2018: Mega-sale of Toshiba Memory – After months of complications, the $21-billion sale of prized chip unit Toshiba Memory to a group led by U.S. investor Bain Capital is completed. Toshiba retains a 40% stake in the chip business, which is renamed Kioxia. The deal is seen as crucial to keeping Toshiba afloat, even as the firm says it has bounced back into the black and avoided delisting by ceding assets and debts related to Westinghouse.

2019-2020: Shareholder pressure – Toshiba works on its financial woes and strengthens its governance, with a board composed of mostly external directors. But the group faces pressure from activist shareholders who want to see faster growth and a clearer long-term strategy. The crisis comes to a head after its 2020 annual general meeting, as some shareholders call for an independent inquiry into vote irregularities – a demand refused by company management.
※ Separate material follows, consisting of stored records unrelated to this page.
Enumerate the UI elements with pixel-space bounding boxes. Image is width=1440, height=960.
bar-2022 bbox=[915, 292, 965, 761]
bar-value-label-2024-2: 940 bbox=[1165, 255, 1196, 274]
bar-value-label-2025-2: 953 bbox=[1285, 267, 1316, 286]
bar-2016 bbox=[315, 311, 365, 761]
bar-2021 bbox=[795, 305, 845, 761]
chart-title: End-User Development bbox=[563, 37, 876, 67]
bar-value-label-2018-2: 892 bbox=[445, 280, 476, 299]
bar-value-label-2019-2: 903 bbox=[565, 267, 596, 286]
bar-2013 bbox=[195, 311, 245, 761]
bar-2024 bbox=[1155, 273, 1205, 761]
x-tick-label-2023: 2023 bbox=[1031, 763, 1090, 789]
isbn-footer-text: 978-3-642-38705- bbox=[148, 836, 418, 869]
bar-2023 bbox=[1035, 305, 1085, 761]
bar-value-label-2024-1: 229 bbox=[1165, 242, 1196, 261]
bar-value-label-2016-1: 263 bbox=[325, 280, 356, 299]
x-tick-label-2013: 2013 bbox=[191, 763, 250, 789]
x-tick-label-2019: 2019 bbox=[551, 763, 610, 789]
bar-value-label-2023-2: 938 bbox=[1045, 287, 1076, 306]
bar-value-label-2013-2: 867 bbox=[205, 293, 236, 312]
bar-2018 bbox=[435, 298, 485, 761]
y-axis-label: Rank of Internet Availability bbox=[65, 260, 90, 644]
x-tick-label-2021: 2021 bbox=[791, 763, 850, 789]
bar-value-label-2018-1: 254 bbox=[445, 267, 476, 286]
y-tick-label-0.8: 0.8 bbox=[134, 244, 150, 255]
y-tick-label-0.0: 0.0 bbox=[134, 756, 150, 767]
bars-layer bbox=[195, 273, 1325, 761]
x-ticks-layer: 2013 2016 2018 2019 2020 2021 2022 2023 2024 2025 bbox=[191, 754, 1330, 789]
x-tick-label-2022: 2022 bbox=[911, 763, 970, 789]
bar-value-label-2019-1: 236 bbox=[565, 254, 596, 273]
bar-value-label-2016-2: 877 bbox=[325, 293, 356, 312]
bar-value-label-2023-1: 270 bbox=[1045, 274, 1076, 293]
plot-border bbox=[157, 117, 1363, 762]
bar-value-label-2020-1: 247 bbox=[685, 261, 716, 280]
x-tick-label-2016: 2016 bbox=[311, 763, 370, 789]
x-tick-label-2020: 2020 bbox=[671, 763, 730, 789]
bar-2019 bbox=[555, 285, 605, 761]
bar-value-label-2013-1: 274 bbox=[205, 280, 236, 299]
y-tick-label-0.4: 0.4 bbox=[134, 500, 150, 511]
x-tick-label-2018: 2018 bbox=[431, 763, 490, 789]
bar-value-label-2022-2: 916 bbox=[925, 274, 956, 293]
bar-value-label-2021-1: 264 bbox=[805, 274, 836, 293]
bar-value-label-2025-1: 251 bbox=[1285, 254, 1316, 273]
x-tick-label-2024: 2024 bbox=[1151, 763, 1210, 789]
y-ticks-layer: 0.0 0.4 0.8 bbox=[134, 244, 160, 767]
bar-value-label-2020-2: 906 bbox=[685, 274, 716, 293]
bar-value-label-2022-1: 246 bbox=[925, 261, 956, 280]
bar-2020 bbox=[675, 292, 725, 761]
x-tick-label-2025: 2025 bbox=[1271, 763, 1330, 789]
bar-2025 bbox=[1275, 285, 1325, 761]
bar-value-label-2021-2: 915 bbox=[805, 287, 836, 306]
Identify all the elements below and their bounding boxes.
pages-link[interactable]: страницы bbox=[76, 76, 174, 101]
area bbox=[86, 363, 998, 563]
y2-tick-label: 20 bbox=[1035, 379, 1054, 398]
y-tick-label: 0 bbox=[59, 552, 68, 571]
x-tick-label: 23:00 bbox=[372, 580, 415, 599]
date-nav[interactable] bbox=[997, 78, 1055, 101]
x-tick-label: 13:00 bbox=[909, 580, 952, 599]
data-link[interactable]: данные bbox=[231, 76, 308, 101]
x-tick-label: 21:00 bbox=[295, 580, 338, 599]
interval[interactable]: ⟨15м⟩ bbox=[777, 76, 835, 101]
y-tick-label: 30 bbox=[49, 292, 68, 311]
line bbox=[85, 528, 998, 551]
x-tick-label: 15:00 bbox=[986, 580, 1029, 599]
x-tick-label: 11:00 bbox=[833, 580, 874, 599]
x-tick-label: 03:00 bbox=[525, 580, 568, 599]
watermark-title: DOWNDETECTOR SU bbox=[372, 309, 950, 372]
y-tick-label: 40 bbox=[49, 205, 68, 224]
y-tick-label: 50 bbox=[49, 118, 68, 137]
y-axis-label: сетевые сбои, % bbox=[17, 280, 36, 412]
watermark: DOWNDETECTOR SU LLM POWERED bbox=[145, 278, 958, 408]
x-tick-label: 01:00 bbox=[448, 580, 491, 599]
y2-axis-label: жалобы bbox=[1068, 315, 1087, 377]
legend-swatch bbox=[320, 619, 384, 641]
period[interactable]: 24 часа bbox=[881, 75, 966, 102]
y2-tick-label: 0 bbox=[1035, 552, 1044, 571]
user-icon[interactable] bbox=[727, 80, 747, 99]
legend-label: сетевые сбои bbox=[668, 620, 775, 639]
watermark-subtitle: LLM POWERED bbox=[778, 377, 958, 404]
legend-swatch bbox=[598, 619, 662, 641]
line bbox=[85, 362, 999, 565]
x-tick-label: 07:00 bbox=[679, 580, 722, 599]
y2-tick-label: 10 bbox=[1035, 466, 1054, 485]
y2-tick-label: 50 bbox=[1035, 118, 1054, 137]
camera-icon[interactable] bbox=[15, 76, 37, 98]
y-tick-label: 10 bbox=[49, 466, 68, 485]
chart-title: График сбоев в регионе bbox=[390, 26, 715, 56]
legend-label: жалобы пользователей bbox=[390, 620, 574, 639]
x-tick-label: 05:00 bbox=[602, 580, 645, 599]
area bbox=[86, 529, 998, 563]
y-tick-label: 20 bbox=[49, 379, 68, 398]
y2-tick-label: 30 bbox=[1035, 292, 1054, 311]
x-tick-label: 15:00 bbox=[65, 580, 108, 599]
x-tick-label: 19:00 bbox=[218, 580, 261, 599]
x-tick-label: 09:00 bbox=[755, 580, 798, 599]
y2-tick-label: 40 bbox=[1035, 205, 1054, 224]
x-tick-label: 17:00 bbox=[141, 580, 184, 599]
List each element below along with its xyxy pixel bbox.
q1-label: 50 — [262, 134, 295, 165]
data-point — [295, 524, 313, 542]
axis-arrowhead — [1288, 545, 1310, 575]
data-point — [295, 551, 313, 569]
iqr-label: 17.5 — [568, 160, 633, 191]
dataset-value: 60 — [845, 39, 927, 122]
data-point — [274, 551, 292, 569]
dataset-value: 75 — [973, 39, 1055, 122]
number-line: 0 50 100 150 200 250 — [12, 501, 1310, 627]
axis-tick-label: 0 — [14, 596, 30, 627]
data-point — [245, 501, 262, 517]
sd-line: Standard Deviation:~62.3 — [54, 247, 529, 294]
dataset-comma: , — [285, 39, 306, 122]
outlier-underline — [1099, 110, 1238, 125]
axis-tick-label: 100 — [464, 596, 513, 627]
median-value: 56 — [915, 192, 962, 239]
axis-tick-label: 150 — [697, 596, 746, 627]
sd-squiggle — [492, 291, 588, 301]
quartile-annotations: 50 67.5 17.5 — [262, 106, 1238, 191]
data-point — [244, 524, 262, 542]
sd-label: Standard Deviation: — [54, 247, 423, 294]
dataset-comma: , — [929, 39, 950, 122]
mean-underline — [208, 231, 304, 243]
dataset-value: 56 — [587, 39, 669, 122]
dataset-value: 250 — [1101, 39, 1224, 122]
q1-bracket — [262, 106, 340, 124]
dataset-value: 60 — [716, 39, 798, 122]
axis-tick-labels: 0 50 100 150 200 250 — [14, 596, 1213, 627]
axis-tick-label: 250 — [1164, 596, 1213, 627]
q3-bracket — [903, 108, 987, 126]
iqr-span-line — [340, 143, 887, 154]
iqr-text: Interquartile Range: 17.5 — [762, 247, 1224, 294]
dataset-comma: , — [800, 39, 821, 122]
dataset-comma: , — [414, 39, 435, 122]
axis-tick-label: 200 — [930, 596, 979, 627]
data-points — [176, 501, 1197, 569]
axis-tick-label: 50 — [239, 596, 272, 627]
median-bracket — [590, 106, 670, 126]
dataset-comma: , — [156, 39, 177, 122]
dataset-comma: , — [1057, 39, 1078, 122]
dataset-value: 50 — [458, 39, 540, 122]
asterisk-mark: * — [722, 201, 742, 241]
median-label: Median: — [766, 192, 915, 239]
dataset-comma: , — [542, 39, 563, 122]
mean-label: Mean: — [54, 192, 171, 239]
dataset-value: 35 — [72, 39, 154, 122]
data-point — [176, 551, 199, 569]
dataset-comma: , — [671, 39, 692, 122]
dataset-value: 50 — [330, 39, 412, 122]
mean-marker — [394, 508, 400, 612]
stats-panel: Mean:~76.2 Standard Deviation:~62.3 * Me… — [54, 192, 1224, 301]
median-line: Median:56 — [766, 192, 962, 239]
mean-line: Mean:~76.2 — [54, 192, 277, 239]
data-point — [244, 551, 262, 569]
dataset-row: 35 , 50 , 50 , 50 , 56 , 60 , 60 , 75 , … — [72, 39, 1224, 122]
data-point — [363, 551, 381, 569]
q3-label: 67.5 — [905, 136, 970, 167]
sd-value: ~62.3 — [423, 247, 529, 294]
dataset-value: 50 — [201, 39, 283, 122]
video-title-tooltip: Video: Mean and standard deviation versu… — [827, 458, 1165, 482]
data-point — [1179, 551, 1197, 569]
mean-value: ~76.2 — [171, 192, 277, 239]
April 2021: Surprise buyout offer – Having won a return to the TSE's first section, Toshiba says it has received a takeover offer from private equity fund CVC Capital Partners. The offer, reportedly in excess of $20 billion, stirs tumult within the firm around allegations it is intended to blunt the influence of activist investors. In a shock move, Toshiba's president Nobuaki Kurumatani, who previously worked for CVC, resigns – although he insists his decision is not related to the buyout controversy.